Tuesday, October 12, 2010

There Is No Try

The word try is a huge saboteur in our personal lives. How often have you heard of someone trying to quit smoking, or save money, or be a better spouse? It happens all the time, and almost always ends in failure. The reason is simple - try is a "wiggle word". We use it when we are not fully committed to following through.

We give ourselves this freedom to fail for several reasons. Often whatever we are trying to do wasn't our idea in the first place. Your boss or your significant other might ask you to do something for them. "You should..." is the key phrase in these situations. Unless failure will result in a large tangible penalty, you will usually fail if that is your motivation.

We also try when we know it is something we should do, but do not want to do. Quitting smoking is one of the best examples of this. Smokers know the habit is disgusting and costly, but for a myriad of reasons do not really want to quit - but almost every smoker is either trying to quit or planning to quit. Again, failure is almost assured.

Finally, we try when we want to do something, but have not fully prepared ourselves to succeed. these are the heart breakers, because you really did want the result, but you just didn't do your homework.

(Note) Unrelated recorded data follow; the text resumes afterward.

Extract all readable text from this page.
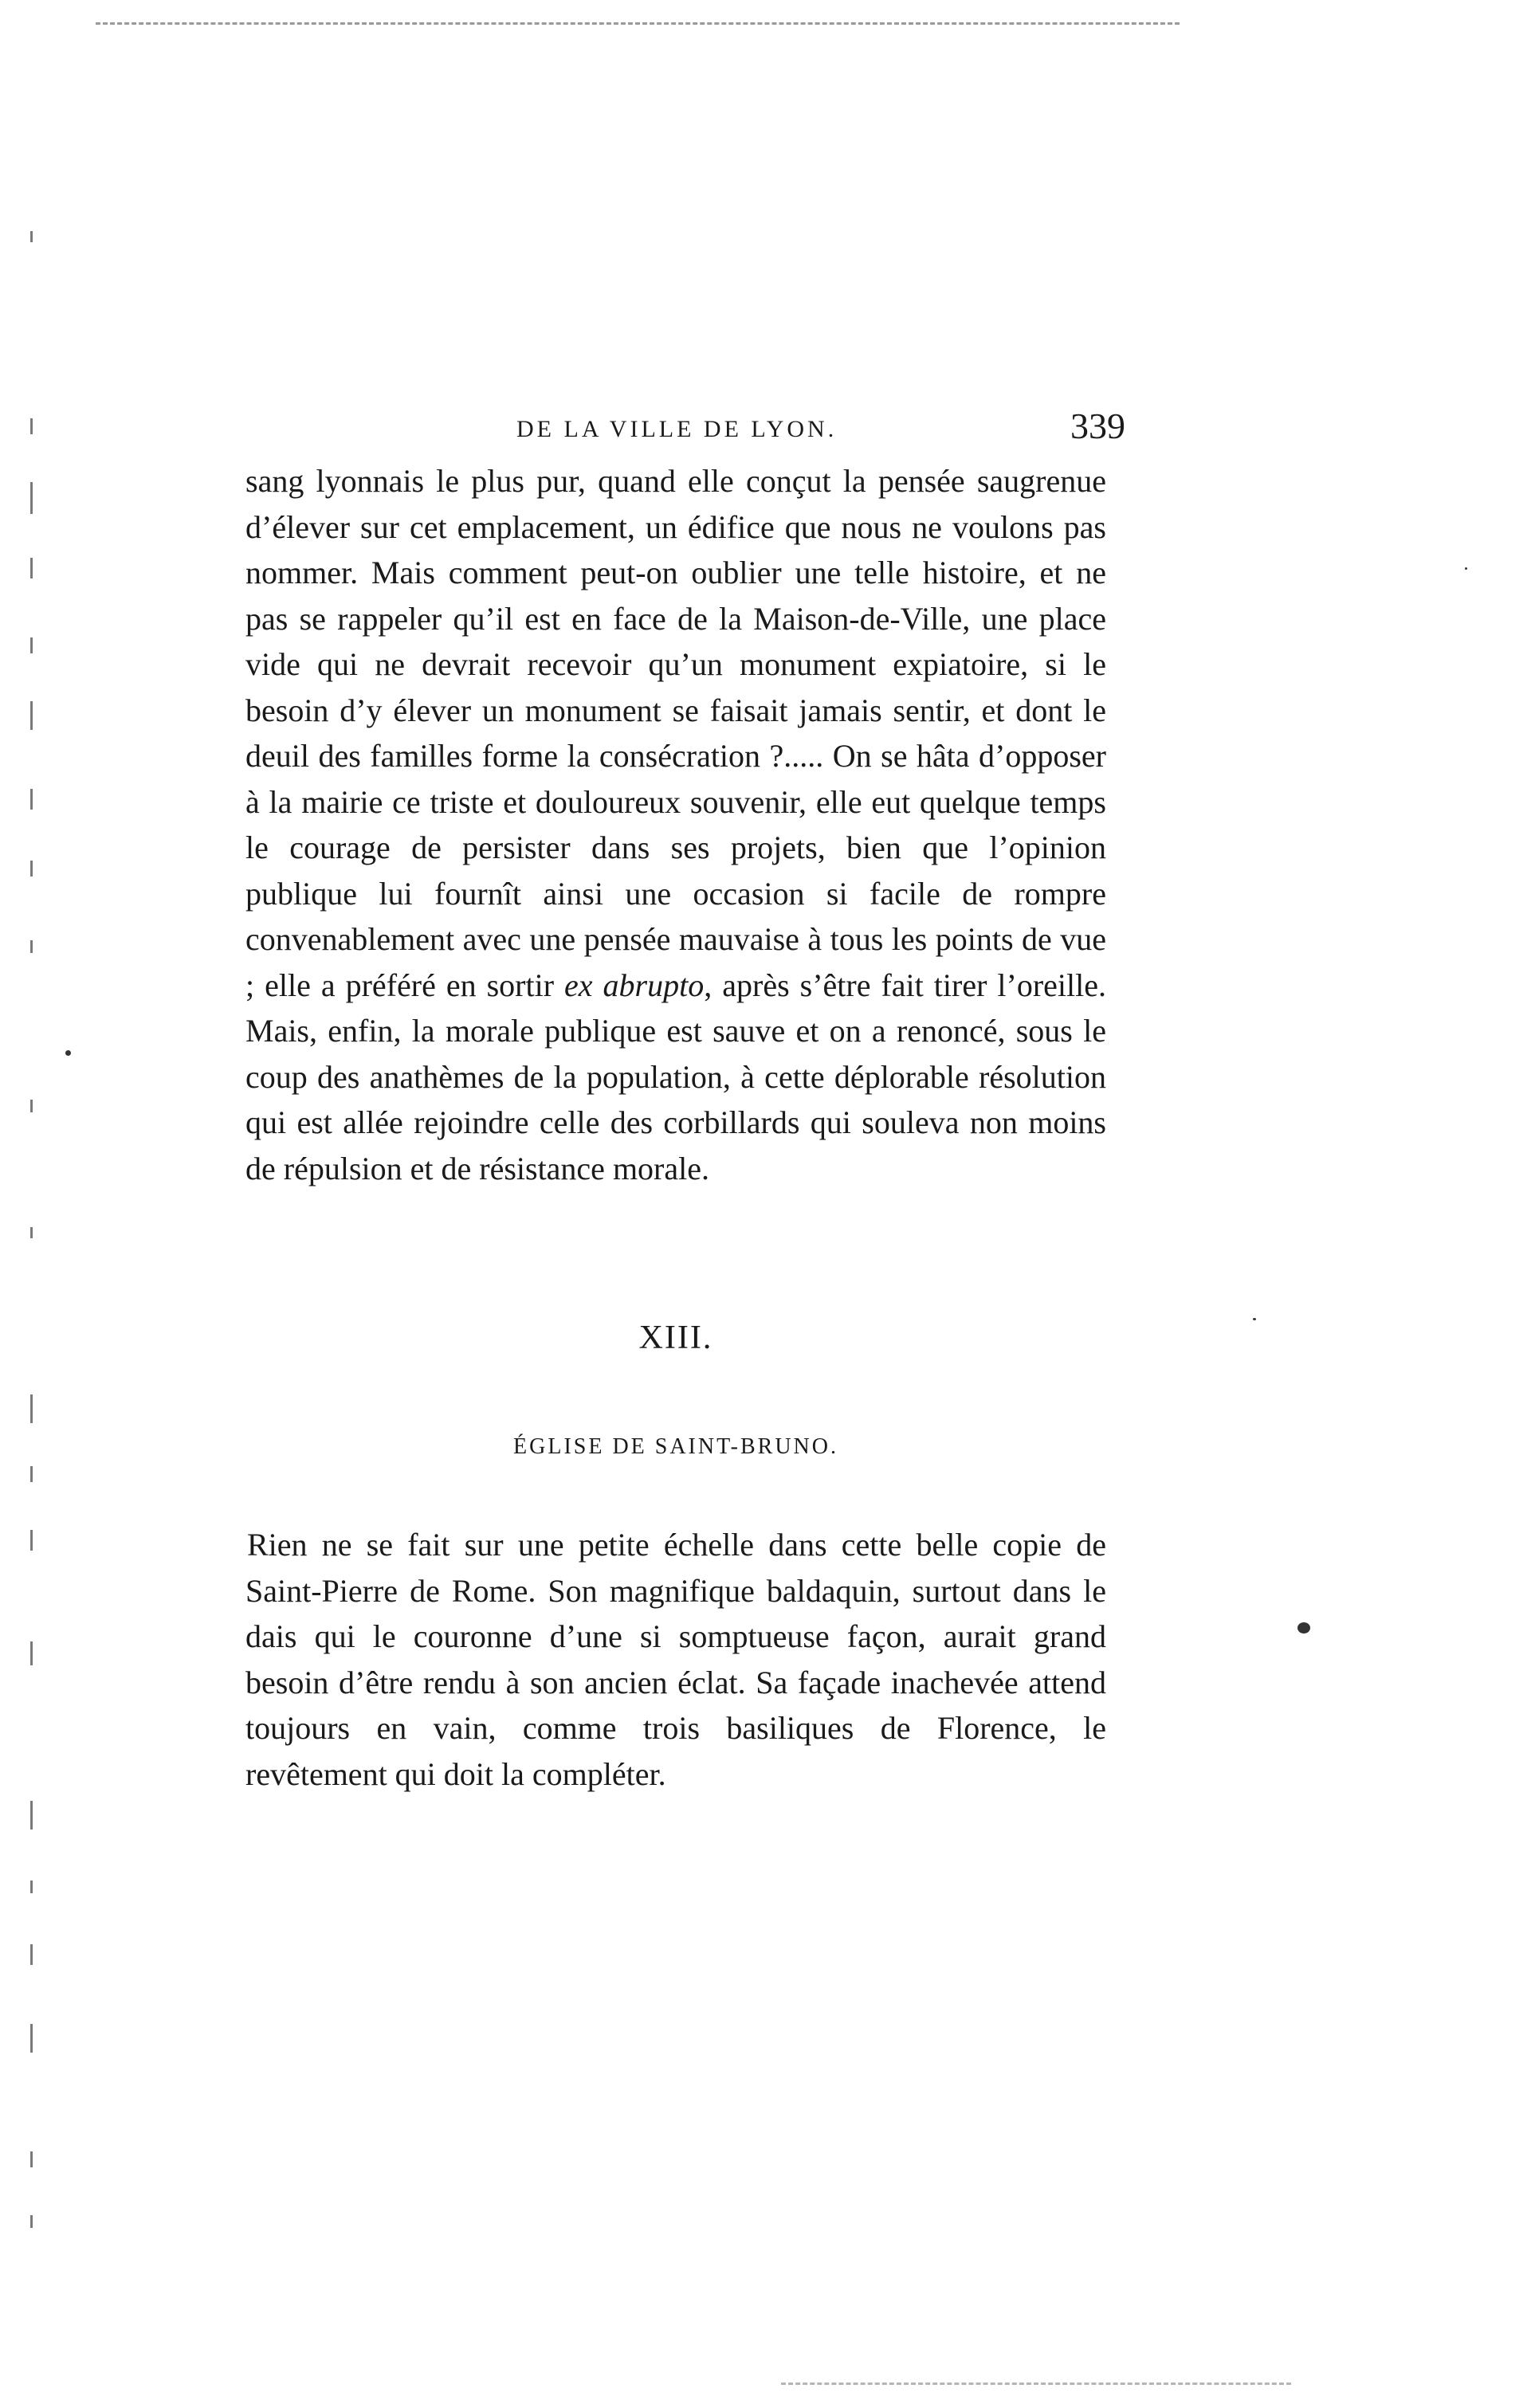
DE LA VILLE DE LYON.	339

sang lyonnais le plus pur, quand elle conçut la pensée saugrenue d’élever sur cet emplacement, un édifice que nous ne voulons pas nommer. Mais comment peut-on oublier une telle histoire, et ne pas se rappeler qu’il est en face de la Maison-de-Ville, une place vide qui ne devrait recevoir qu’un monument expiatoire, si le besoin d’y élever un monument se faisait jamais sentir, et dont le deuil des familles forme la consécration ?..... On se hâta d’opposer à la mairie ce triste et douloureux souvenir, elle eut quelque temps le courage de persister dans ses projets, bien que l’opinion publique lui fournît ainsi une occasion si facile de rompre convenablement avec une pensée mauvaise à tous les points de vue ; elle a préféré en sortir ex abrupto, après s’être fait tirer l’oreille. Mais, enfin, la morale publique est sauve et on a renoncé, sous le coup des anathèmes de la population, à cette déplorable résolution qui est allée rejoindre celle des corbillards qui souleva non moins de répulsion et de résistance morale.

XIII.
ÉGLISE DE SAINT-BRUNO.

Rien ne se fait sur une petite échelle dans cette belle copie de Saint-Pierre de Rome. Son magnifique baldaquin, surtout dans le dais qui le couronne d’une si somptueuse façon, aurait grand besoin d’être rendu à son ancien éclat. Sa façade inachevée attend toujours en vain, comme trois basiliques de Florence, le revêtement qui doit la compléter.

The failure is the direct result of poor planning. Think of a job seeker who did not prepare themselves for the interview, and you'll get the picture.

Trying costs us dearly. Even when we are not committed to our purpose, when we fail it causes us to lose faith in ourselves. We develop rationalizations to explain our failure, and so create a habit of lying to ourselves. Our confidence declines, and we become even less likely to attempt change. Eventually, we reach the point where we stagnate, and become trapped in our lives, powerless to change what we have become.

The way to break this cycle is to quit trying. Decide to do rather than try. Never say yes unless you are committed to achieving the result. If someone else tells you what you should do, do not agree to try. Develop the habit of only saying yes if you enthusiastically agree that the task must be done, and that you are the best choice for the task. Learn the 80/20 rule, and use every day. For those not familiar with this rule, it states that 80% of your results are the result of 20% of your efforts.

Making a daily To Do list will increase your success rate dramatically. Note that is is not called a “TO Try” list. Let that be your litmus test. If you would not put it on your To Do list, don't agree to it. Once you have your To Do list, choose the tasks that will yield the greatest results, and do those first. Then complete the other tasks in order of importance. 
 
By adopting the strategy of doing rather than trying, you will increase your efficiency, and your effectiveness. This will increase your confidence, and allow you to take control of your life again.